Re: reiser4 plugins

From: Nate Diller
Date: Wed Jul 06 2005 - 22:33:33 EST


Neil Brown wrote:

On Tuesday July 5, reiser@xxxxxxxxxxx wrote:


I got it slightly wrong.

One can have hardlinks to a directory without cycles provided that one
does not have hardlinks from the children of that directory to any file
not a child of that directory. (Mountpoints currently implement that
restriction.)

Question: can one implement that lesser restriction above with elegant
code? Is the greater restriction below easier to code? (If no to the
first and yes to the second is correct, then I can accept the greater
restriction described below.)



<technical-content>
I think the "lesser restriction above" can be implemented elegantly,
but it would require major dcache surgery.

Currently all the dentries of names in a directory are linked to the
dentry of the directory. As you would have to let a directory have
multiple dentries, it would be best to change that linkage so that the
dentries of names in a directory were linked to the "inode" of that
directory (of which there is still only one).
Thus instead of just having a dentry tree with inodes attached at each
point, you would have a dentry/inode tree with inodes a more integral
part of the tree. (i.e. the path from the root down would be dentry ->
inode -> dentry ->inode -> dentry etc).
This would have major implications for the current code.

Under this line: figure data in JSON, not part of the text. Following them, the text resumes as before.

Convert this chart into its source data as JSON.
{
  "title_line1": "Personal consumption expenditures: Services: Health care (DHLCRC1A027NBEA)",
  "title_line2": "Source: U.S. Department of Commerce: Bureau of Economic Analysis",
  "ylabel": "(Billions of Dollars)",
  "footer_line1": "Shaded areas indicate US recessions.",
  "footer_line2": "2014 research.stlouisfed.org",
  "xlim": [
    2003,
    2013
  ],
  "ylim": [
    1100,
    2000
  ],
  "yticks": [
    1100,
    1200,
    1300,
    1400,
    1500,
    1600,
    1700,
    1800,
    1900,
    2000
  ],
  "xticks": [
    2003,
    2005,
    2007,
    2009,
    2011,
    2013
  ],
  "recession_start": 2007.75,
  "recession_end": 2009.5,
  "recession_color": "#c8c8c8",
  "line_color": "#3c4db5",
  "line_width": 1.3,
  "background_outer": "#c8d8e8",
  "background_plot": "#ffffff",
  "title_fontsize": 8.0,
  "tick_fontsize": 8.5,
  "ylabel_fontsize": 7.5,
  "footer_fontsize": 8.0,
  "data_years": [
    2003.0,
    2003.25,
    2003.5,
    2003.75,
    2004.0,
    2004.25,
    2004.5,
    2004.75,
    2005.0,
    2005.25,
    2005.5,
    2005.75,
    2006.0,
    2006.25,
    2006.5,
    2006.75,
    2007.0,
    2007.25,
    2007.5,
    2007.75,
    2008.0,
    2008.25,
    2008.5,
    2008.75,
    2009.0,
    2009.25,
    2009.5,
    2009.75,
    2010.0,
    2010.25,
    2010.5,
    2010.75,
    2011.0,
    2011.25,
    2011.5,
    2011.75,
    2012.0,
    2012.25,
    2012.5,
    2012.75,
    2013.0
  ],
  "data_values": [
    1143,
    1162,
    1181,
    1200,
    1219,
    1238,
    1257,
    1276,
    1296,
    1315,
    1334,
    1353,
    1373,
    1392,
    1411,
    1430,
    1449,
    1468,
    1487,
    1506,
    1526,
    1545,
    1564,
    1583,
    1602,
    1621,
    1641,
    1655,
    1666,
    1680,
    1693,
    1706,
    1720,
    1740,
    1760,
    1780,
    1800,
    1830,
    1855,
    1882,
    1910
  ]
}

The "greater restriction below" should be easy to code providing you
were willing to have two sorts of directories: those which could be
linked (ie. they sometimes look like files) and those which cannot
(they never look like files). Then for each dentry, you remember the
closest parent which is a can-be-linked directory an make sure a
hard-link will never want to change the can-be-linked directory for
the target.

If you want to be more general, and have only one sort of directory
that just behaves differently in different situations, then it would
be much harder.
You have to make sure both a/ that you never hard link a file that is under a hard-linked
directory to somewhere outside of that hard-linked directory and
b/ that you never hard link a directory that contains a file which is
hard-linked to somewhere outside that directory.

The first is probably quite manageable. The second is essentially the
cycle-detection problem.

</technical-content>

<humour>
SUN used to advertise:
"The network is the computer"
However I think we have all come to realise that the network is the
network, and the computer is the computer.

Now Hans wants to tells that
"The directory is the file"

but I don't find it any more convincing than SUN's message...

</humour>

<opinion>
If you really want to change traditional Unix semantics, I would
suggest you get rid of hard-links. They really are more trouble than
they are worth, and discarding them makes this whole issue moot.
</opinion>


have you read Giampaolo's BeFS design book? he talks (ch 11) about this big argument they had at Be about how their API would let programs store references to files. the macintosh people wanted to have the program store an inode number, and the posix guys wanted it to store a path. in my mind, the only reason posix is right on this is because it allows hard links AND symlinks as a way of giving a choice in the matter, since hard links increment the reference count and softlinks don't. it seems much *more* important to be able to have this choice for file attributes than for the traditional posix namespace.

as an example, if a program were to store some things it needs access to in its executable's attributes, it should have the option of keeping a hard reference to something, so that it can't be deleted out from underneath. this enables sane sharing of resources without ownership tracking problems (see windows DLL hell for details). the attribute space should be indistinguishable from the rest of the namespace, and should be able to link (soft or hard) anywhere in the FS. anything less is too much work for too little reward.